I had taken the view that the US Stock Market would continue rising because the economy was awash with liquidity. I argued that since housing prices in the US had entered a bear phase, the only home for the surplus funds was stock market. I had further postulated that the bear market in US stocks would not begin until the FEDS raised rates; raise rates they would when the liquidity became reflected in the inflation figures. I had expected this to occur from March 2008. In the meantime, I had been looking for a new high.

With this idea as a background, I went long the ES on Nov 28 when the market provided a setup and trigger at the Primary Buy Zone.

This post sends up an amber flag to the context of my trade. The problem is the US$.

Lately everywhere I turn I find a piece on the possibility of the some country moving away from the US$ as its reserve currency or some talk about some country abolishing their US$ peg. At the same time, US officials are attempting to jaw bone up the currency.

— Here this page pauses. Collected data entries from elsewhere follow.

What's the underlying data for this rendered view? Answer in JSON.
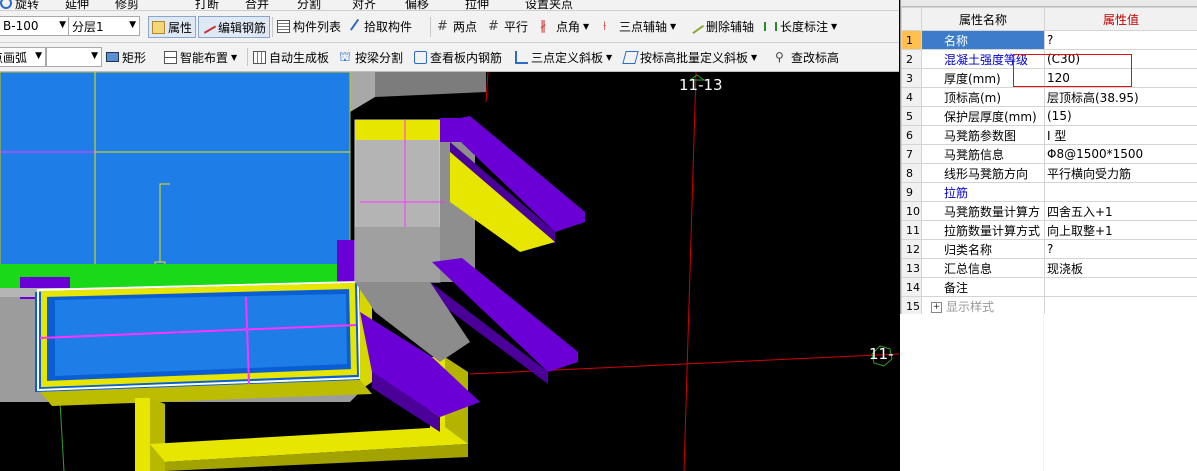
{
  "toolbar_top": {
    "items": [
      "旋转",
      "延伸",
      "修剪",
      "打断",
      "合并",
      "分割",
      "对齐",
      "偏移",
      "拉伸",
      "设置夹点"
    ]
  },
  "toolbar1": {
    "component_select": "B-100",
    "layer_select": "分层1",
    "buttons": {
      "properties": "属性",
      "edit_rebar": "编辑钢筋",
      "component_list": "构件列表",
      "pick_component": "拾取构件",
      "two_points": "两点",
      "parallel": "平行",
      "point_angle": "点角",
      "three_point_aux": "三点辅轴",
      "delete_aux": "删除辅轴",
      "length_dim": "长度标注"
    }
  },
  "toolbar2": {
    "arc_select": "点画弧",
    "blank_select": "",
    "buttons": {
      "rectangle": "矩形",
      "smart_layout": "智能布置",
      "auto_generate": "自动生成板",
      "split_by_beam": "按梁分割",
      "view_slab_rebar": "查看板内钢筋",
      "three_point_slope": "三点定义斜板",
      "batch_slope": "按标高批量定义斜板",
      "modify_elevation": "查改标高"
    }
  },
  "viewport": {
    "axis_labels": [
      "11-13",
      "11-"
    ]
  },
  "properties": {
    "header_name": "属性名称",
    "header_value": "属性值",
    "rows": [
      {
        "num": "1",
        "name": "名称",
        "value": "?",
        "style": "selected"
      },
      {
        "num": "2",
        "name": "混凝土强度等级",
        "value": "(C30)",
        "style": "link"
      },
      {
        "num": "3",
        "name": "厚度(mm)",
        "value": "120",
        "style": "normal"
      },
      {
        "num": "4",
        "name": "顶标高(m)",
        "value": "层顶标高(38.95)",
        "style": "normal"
      },
      {
        "num": "5",
        "name": "保护层厚度(mm)",
        "value": "(15)",
        "style": "normal"
      },
      {
        "num": "6",
        "name": "马凳筋参数图",
        "value": "I 型",
        "style": "normal"
      },
      {
        "num": "7",
        "name": "马凳筋信息",
        "value": "Φ8@1500*1500",
        "style": "normal"
      },
      {
        "num": "8",
        "name": "线形马凳筋方向",
        "value": "平行横向受力筋",
        "style": "normal"
      },
      {
        "num": "9",
        "name": "拉筋",
        "value": "",
        "style": "link"
      },
      {
        "num": "10",
        "name": "马凳筋数量计算方",
        "value": "四舍五入+1",
        "style": "normal"
      },
      {
        "num": "11",
        "name": "拉筋数量计算方式",
        "value": "向上取整+1",
        "style": "normal"
      },
      {
        "num": "12",
        "name": "归类名称",
        "value": "?",
        "style": "normal"
      },
      {
        "num": "13",
        "name": "汇总信息",
        "value": "现浇板",
        "style": "normal"
      },
      {
        "num": "14",
        "name": "备注",
        "value": "",
        "style": "normal"
      },
      {
        "num": "15",
        "name": "显示样式",
        "value": "",
        "style": "group"
      }
    ]
  },
  "colors": {
    "slab_blue": "#1e7de6",
    "beam_purple": "#6b00d6",
    "wall_yellow": "#e6e600",
    "rebar_magenta": "#ff33ff",
    "column_gray": "#b4b4b4",
    "grid_red": "#d40000",
    "highlight_green": "#19d919",
    "selected_row": "#3d7ccb"
  }
}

At this stage, there seems to be little more than talk. The text following the Arab conference this weekend will probably produce little indication of the Arab states outlook but certainly any suggestion that Dubai and/or Saudi Arabia will decouple from the US$ will have adverse consequences on the dollar; consequences that would impact on my liquidity argument.

Add to this the the possibility that a creditor nation/nations now holding US$ debt decide that the US$ decline means they ought to liquidate their portfolio in whole or in part and you have possibility that the FEDS will be forced to raise rates earlier than expected to stop the US$ from free falling.

As I said, all scenarios: abandonment of the US$ as the reserve currency, liquidation of US debt portfolios, decoupling of US$ pegs, all belong to the ‘possible’ rather than the ‘probable’ realm. Nevertheless, it would be wise to keep an eye half cocked for any signs that the possible becomes the probable.